Covid-19 : quels impacts sur les exploitations familiales et les filières agropastorales en Afrique de l’Ouest et du Centre ?

L’Association pour la promotion de l’élevage au Sahel et en savane (Apess), partenaire historique du Gret, a analysé les premiers effets des mesures prises par les Etats pour faire face à la crise du Covid-19.
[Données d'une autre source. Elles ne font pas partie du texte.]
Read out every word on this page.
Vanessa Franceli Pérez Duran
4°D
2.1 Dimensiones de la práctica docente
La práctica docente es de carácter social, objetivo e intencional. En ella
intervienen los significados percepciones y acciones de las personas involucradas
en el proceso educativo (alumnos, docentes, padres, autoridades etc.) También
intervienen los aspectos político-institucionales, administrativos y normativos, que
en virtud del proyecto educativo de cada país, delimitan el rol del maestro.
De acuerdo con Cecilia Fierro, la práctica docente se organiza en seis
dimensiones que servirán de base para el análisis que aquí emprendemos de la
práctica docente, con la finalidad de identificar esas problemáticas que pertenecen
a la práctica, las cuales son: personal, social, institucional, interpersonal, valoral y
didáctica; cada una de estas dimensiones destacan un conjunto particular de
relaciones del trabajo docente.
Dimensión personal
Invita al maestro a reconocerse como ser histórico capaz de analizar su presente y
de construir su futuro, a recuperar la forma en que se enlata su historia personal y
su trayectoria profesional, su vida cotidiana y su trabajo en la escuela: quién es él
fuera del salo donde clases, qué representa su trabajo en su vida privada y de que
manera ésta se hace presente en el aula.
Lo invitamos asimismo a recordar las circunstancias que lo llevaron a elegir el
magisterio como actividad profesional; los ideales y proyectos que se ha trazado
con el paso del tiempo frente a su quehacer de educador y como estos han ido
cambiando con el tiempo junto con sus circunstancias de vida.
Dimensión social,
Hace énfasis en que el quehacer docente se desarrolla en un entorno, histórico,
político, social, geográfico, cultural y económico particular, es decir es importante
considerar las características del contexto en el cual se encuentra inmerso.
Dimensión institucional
A travers des données collectées entre mars et avril 2020 dans 12 pays d’Afrique de l’Ouest et du Centre (Bénin, Burkina Faso, Cameroun, Gambie, Guinée Bissau, Mali, Mauritanie, Niger, Nigeria, Sénégal, Tchad, Togo), l’Apess observe déjà des premières tendances impactant négativement les exploitations familiales et le fonctionnement des filières agropastorales. L’association redoute notamment que l’élevage pastoral soit touché par une crise sans précédent. Les risques identifiés portent principalement sur des famines dans les exploitations familiales, un accroissement des conflits ruraux, ainsi que l’arrêt durable de la transhumance transfrontalière.

La note produite par l’Apess présente également les initiatives déjà engagées et formule des recommandations pour mitiger ces impacts.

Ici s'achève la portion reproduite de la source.